Can parse on binary! in Rebol 2 capture a binary! instead of a string! (like in Rebol 3)?

Consider the following:

>> bin: to-binary {Rebol}
== #{5265626F6C}

>> parse/all bin [s: to end]
== true

I expect s to have captured the head of the binary series, and be of type BINARY!. In Rebol 3 this is the case:

>> type? s
== binary!

>> s == bin
== true

In Rebol 2, it seems that parse must have converted the data to a string (or at least be "imaging" the binary as a string! under the hood, and not comparing equal)

>> type? s
== string!

>> s == bin
== false

Because Rebol 2 is not Unicode, a binary byte string and a character string are basically equivalent. But with Rebol 3's Unicode I surmise you could end up with very different behavior if you wrote:

parse/all to-string bin [s: to end]

Because it would start interpreting multiple byte sequences into the string encoding, which doesn't work if what you really wanted was uninterpreted bytes. :-(

If one wants to write code that works in either Rebol 2 or Rebol 3 equally well in parsing BINARY!, how would you work around this? (Ideally making Rebol 2 act more like 3, of course.)

Upvotes: 2

Views: 229

Answers (2)

Indeed, Rebol 2 is actually just "imaging" the data as a STRING! and not copying it, notice the following

>> bin: to-binary {Rebol}
== #{5265626F6C}

>> parse bin [s: (clear s)] 
== true

>> s
== ""

>> bin
== #{}

That's because Rebol 2 had routines available for aliasing string data as binary and vice-versa: AS-BINARY and AS-STRING. Unlike their TO-BINARY and TO-STRING variants, they do not actually make copies of the data.

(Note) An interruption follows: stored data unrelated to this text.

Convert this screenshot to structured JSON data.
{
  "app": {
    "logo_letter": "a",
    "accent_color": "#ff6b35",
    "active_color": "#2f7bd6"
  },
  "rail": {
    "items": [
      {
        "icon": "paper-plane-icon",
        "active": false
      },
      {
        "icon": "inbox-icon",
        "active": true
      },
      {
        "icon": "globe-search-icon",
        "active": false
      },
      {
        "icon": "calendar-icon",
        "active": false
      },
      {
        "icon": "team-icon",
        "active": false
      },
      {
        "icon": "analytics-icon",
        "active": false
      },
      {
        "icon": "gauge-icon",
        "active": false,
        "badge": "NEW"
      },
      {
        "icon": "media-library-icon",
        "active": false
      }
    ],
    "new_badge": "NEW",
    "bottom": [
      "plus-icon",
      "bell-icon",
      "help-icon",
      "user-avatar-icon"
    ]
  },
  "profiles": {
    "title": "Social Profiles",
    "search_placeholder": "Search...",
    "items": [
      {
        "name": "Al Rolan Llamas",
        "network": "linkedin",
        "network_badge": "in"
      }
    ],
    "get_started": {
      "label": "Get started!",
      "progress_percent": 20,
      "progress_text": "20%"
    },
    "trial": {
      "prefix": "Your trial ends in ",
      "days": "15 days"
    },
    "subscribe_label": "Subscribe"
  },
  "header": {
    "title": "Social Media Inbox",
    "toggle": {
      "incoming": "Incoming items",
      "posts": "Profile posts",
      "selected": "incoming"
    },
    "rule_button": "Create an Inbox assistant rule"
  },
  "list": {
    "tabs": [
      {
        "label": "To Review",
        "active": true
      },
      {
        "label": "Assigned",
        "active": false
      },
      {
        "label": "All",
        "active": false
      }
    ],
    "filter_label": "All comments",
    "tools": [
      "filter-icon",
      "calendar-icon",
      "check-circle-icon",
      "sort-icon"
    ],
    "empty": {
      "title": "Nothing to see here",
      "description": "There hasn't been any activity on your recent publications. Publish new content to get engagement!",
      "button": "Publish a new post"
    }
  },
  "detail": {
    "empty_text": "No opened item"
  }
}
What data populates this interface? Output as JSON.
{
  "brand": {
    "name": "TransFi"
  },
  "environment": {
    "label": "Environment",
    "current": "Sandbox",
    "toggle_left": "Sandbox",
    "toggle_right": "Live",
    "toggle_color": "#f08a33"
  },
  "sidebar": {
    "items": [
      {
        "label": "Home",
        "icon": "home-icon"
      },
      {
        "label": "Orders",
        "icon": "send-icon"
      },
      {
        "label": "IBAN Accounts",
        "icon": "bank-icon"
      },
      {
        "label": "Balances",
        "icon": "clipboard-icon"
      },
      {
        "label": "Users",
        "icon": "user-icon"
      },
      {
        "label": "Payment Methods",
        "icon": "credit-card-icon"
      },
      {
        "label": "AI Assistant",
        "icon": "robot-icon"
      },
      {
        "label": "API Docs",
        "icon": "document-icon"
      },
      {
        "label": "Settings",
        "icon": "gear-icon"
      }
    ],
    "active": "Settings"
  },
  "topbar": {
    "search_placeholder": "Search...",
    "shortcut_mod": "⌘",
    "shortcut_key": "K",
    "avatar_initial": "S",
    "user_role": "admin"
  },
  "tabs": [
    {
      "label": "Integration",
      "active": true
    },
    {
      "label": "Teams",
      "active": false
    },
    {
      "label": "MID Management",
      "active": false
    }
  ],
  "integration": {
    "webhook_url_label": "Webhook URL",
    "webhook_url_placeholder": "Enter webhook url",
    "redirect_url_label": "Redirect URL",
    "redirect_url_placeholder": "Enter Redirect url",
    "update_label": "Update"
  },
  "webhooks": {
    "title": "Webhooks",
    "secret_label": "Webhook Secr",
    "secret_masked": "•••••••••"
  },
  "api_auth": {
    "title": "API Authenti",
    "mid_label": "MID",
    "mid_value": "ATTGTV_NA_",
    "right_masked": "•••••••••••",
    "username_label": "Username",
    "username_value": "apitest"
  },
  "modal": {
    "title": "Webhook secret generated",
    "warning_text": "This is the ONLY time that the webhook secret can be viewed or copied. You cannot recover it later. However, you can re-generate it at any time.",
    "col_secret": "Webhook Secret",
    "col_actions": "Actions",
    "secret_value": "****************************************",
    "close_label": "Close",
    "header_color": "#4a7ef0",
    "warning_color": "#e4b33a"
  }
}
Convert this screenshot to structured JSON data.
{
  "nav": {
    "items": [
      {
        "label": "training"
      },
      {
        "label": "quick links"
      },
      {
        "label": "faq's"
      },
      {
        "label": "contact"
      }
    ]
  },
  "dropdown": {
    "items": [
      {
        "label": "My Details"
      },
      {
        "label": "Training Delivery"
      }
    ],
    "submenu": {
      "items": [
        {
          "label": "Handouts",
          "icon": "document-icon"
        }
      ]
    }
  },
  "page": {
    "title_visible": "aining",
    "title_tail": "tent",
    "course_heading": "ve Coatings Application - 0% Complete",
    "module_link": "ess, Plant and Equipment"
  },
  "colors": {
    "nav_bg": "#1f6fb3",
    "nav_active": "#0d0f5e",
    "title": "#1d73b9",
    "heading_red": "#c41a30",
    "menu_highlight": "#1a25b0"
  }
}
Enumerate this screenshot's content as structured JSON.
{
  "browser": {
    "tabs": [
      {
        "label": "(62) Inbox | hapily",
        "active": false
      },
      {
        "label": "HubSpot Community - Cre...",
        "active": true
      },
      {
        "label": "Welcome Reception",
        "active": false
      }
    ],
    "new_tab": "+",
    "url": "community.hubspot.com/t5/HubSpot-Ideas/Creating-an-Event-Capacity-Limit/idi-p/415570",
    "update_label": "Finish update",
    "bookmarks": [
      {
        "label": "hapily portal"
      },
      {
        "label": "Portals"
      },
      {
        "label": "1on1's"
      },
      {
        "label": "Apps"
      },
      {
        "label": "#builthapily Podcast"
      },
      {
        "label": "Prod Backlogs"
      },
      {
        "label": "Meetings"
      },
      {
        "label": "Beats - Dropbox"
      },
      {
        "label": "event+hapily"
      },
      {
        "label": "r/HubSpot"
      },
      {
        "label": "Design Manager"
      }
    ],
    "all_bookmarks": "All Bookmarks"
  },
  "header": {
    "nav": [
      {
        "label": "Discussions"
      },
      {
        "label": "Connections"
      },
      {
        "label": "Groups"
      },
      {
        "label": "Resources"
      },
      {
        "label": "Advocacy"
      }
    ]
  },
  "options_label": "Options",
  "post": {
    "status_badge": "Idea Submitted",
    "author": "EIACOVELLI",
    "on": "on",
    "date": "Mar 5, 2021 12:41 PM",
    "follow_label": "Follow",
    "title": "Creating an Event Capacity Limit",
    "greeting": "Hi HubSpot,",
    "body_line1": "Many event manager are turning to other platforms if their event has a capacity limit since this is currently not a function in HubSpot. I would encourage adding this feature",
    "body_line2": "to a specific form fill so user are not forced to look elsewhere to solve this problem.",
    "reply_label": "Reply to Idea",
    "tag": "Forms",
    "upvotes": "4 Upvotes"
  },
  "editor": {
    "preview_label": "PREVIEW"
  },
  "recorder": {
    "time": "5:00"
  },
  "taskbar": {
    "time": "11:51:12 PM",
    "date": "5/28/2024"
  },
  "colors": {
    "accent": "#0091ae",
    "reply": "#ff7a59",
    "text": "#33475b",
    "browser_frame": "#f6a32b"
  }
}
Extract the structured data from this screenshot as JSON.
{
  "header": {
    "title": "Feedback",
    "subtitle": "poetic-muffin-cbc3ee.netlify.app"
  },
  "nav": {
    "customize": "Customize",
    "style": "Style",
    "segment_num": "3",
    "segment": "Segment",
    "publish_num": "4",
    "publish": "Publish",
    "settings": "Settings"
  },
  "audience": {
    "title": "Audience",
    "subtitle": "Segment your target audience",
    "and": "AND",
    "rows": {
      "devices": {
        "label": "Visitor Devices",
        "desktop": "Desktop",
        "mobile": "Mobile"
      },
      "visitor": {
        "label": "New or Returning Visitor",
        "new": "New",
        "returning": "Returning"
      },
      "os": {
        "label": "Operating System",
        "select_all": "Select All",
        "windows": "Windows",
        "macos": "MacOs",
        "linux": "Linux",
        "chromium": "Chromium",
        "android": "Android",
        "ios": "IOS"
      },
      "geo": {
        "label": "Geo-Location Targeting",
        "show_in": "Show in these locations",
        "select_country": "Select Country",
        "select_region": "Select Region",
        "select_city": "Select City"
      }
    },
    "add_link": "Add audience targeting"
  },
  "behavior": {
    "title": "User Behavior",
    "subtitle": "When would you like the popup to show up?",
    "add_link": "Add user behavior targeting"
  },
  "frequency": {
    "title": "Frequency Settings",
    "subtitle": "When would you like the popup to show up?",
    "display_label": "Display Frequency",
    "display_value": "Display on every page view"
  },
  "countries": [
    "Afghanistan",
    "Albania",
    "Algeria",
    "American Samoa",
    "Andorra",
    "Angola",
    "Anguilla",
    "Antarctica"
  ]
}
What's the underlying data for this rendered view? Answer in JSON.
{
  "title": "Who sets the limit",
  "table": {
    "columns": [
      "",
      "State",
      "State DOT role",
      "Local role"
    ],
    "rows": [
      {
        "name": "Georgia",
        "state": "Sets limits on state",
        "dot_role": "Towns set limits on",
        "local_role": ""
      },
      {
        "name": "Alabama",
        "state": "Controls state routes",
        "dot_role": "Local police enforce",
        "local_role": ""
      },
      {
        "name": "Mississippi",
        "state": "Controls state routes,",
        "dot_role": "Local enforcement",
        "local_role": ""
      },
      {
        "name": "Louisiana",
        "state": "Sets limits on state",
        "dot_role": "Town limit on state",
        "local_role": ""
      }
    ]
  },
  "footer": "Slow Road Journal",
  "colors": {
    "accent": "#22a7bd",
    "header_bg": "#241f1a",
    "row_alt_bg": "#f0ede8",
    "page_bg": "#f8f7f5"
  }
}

Here's one idea that you (ummmm, well, I) could try...make a compatibility function (let's call it bin-pos):

bin-pos: func [pos [binary! string!]] [
    return either string? pos [
        ;; we must be using r2, image the parse position back to binary
        as-binary pos
    ] [
        ;; just a no-op in r3, binary parse input yields binary parse positions
        pos
    ]
]

So in the above example, for Rebol 2 the right thing happens, if anywhere you would use s you instead substitute bin-pos s:

>> type? (bin-pos s)
== binary!

>> (bin-pos s) == bin
== true

For cases where you use the COPY dialect word and a new string is made, the same technique will work...but perhaps a different wrapper name should be used. bin-capture?

Upvotes: 2

earl
earl

Reputation: 41755

You could just add a parse action to your rules that ensures captured data is binary!:

>> bin: to binary! {Rebol}

>> parse/all bin [s: to end (s: to binary! s)]

>> type? s
== binary!

You could wrap this conversion in an ensure-binary helper for documentation purposes.

(Note that if I understand the last paragraph of your answer right, this is basically what you suggest there. However, I think you can just use this approach even for captures made without copy.)